One night, the ceiling above King Louis XV’s bedroom began to leak rain. As a result, he went to sleep in the queen’s room and made a child. Three years later, they would make love again when rats entered the king’s room and forced him to return to the queen’s quarters.

Marie Antoinette was in love with hot chocolate just like Queen Maria Theresa of Spain before her. The hot chocolate was a thick drink with spice that was treated as a tonic aphrodisiac. The royals had enlisted their chocolatier to prepare the daily drinks. Maria began to consume it ten times a day with macaroons. She also never reused clothes and wore a new dress every day.

Things fell apart the day the people of France stormed the bastille and then went to the Palace of Versailles to take the royal family as prisoners to Paris. Louis XVI, Marie Antoinette, and 20,000 people had their heads cut off in la Place de la Concorde. Today, you’ll find the Luxor Obelisk standing where the guillotine used to be.

After storming the palace, the French took the furniture and moved the paintings to the Louvre, but the palace was kept intact. I feel that the French didn’t dismantle the palace because they saw it as a work of art, a building made from the blood and sweat of their people. 

Napoleon Bonaparte

Napoleon decided to live in Versailles when he was in command. Bonaparte lived a good life at the palace with more resources at his disposal than his predecessors. His greed led him down the same path as the previous owners by crowning himself emperor and his wife, Joséphine Bonaparte, empress.

The Consecration of Emperor Napoleon and the Coronation of Empress Josephine in Notre-Dame Catherdral on 2 December 1804 by Jacques Louis David

Closing Thoughts

Versailles is an incomprehensible experience that leaves you overwhelmed. Every other building, before and after, pales in comparison to the Palace of Versailles. Others have tried to replicate the baroque architecture but have failed. 

Gold and every jewel imaginable hang from either the ceiling or the clothes of the royal family. I felt insignificant standing within the lavishly oriented rooms decorated with the finest upholstery. Louis XIV used the majority of France’s wealth to pursue the construction of his palace. His belief in “divinity” also led him to neglect the life of his country. The cost of building the palace was his family’s execution and the end of the monarchy. 

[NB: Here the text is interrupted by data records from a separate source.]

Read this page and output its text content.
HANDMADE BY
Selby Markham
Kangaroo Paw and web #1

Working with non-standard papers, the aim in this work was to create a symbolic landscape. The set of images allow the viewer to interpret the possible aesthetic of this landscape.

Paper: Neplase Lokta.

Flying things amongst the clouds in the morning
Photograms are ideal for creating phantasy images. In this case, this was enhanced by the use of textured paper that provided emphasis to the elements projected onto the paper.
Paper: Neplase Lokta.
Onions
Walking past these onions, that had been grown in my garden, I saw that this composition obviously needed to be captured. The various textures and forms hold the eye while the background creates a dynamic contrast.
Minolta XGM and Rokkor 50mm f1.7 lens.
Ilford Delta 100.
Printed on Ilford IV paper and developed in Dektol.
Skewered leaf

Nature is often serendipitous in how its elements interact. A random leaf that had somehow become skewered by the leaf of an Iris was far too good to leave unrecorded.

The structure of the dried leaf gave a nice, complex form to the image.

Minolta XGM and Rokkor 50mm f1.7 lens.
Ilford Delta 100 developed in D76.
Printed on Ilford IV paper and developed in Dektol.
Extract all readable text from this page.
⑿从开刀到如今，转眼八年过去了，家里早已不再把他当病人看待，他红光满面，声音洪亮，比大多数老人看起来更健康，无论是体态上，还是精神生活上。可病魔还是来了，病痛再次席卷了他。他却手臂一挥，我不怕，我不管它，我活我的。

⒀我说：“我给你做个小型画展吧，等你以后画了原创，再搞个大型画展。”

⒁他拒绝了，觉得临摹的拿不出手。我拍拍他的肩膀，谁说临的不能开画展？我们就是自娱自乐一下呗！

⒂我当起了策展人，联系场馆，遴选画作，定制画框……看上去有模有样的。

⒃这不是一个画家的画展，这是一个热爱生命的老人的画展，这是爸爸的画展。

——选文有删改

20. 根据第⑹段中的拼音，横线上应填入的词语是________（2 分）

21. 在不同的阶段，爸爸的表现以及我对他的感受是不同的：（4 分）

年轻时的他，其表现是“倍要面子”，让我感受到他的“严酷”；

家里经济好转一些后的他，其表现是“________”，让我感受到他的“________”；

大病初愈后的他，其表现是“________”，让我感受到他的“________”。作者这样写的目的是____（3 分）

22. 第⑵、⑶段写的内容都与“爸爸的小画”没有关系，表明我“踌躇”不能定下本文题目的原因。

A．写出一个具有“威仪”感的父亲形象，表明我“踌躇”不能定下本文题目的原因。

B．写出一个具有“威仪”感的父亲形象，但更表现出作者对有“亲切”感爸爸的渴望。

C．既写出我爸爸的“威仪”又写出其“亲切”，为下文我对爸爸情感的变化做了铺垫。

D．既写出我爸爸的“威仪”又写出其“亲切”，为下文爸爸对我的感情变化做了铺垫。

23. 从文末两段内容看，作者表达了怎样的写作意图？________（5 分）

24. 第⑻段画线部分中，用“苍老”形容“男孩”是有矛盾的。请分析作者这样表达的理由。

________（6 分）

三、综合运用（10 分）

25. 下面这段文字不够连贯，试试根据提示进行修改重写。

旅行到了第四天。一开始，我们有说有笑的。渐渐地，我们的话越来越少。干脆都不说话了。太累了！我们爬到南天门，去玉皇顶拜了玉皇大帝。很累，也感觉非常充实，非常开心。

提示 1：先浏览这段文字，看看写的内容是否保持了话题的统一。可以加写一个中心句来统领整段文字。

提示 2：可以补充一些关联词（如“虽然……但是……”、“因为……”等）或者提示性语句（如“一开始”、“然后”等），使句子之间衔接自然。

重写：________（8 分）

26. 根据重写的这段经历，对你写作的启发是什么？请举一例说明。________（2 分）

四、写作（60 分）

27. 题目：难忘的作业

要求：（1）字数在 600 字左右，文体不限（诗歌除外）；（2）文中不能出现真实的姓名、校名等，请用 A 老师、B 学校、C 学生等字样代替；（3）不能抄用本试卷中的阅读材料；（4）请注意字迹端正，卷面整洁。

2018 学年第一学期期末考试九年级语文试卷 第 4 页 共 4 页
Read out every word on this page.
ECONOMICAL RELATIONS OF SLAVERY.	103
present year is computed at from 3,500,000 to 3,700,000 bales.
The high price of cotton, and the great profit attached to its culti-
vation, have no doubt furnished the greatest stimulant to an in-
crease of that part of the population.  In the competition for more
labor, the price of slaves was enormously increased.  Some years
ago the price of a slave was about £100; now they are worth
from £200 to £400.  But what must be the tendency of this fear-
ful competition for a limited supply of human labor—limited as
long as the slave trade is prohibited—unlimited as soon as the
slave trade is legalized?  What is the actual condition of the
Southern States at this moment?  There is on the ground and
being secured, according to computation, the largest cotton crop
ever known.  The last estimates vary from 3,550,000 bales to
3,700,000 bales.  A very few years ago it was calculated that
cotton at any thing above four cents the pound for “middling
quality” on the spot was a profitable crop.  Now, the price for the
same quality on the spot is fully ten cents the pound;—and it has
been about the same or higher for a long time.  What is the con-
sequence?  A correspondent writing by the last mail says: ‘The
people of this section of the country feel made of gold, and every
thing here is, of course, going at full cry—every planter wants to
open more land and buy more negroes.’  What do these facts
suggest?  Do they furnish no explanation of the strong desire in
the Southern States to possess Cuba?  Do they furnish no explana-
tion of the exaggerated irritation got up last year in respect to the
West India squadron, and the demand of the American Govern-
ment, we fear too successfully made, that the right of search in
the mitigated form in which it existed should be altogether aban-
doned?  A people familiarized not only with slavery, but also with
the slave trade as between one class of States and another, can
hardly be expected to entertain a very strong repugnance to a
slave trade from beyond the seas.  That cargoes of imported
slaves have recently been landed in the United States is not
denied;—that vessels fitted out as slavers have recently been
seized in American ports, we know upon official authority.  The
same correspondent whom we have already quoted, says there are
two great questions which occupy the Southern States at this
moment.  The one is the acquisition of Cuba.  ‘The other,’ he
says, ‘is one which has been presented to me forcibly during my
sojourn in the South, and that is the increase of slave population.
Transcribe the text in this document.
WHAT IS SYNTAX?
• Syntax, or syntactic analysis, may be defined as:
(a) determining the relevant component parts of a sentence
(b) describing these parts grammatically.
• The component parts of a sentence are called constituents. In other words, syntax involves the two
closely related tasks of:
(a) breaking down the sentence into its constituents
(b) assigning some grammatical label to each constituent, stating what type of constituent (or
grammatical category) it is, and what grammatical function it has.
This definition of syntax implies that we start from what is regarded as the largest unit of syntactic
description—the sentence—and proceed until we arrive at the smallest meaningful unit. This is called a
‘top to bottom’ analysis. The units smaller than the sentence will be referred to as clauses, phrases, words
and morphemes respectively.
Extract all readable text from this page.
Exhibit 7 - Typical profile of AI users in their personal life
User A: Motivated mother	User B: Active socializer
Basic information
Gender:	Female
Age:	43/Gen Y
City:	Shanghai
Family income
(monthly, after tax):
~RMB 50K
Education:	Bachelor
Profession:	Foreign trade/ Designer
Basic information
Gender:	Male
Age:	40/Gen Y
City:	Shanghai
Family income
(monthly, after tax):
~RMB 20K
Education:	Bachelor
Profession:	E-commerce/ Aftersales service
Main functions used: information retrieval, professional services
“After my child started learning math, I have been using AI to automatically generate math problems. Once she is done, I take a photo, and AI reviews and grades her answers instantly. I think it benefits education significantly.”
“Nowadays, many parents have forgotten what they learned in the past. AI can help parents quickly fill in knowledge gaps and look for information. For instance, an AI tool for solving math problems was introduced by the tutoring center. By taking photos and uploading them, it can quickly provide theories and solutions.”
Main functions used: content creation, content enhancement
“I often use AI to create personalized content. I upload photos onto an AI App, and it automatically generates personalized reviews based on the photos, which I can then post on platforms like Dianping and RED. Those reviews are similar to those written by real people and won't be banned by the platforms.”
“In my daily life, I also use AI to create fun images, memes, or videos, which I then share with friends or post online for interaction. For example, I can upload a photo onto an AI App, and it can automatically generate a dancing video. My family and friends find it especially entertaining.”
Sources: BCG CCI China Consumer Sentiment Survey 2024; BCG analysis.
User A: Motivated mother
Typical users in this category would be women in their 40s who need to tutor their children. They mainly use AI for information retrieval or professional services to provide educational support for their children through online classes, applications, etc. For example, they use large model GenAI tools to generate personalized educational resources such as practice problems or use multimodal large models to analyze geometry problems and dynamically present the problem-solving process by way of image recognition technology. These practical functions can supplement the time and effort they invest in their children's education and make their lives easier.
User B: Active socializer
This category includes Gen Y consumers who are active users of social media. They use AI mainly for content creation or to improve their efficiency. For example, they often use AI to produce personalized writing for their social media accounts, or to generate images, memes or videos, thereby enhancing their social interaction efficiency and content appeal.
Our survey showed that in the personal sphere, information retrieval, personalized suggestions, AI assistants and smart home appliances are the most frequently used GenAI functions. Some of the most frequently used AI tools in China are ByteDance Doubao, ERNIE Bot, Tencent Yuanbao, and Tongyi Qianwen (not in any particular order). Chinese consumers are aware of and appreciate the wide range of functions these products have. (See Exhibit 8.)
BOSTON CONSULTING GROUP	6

Portraits of King Louis XIV, King Louis XV, and King Louis XVI

Today, France is known across the globe as the center of fashion, art, music, dance, theatre, and cuisine. French is the language of love and millions of tourists flock to France every year. The Palace of Versailles is an unforeseen long-term investment and a catalyst for the French Revolution. In the end, Louis XIV accomplished his goal and the French continue to tell the story of the Palace of Versailles.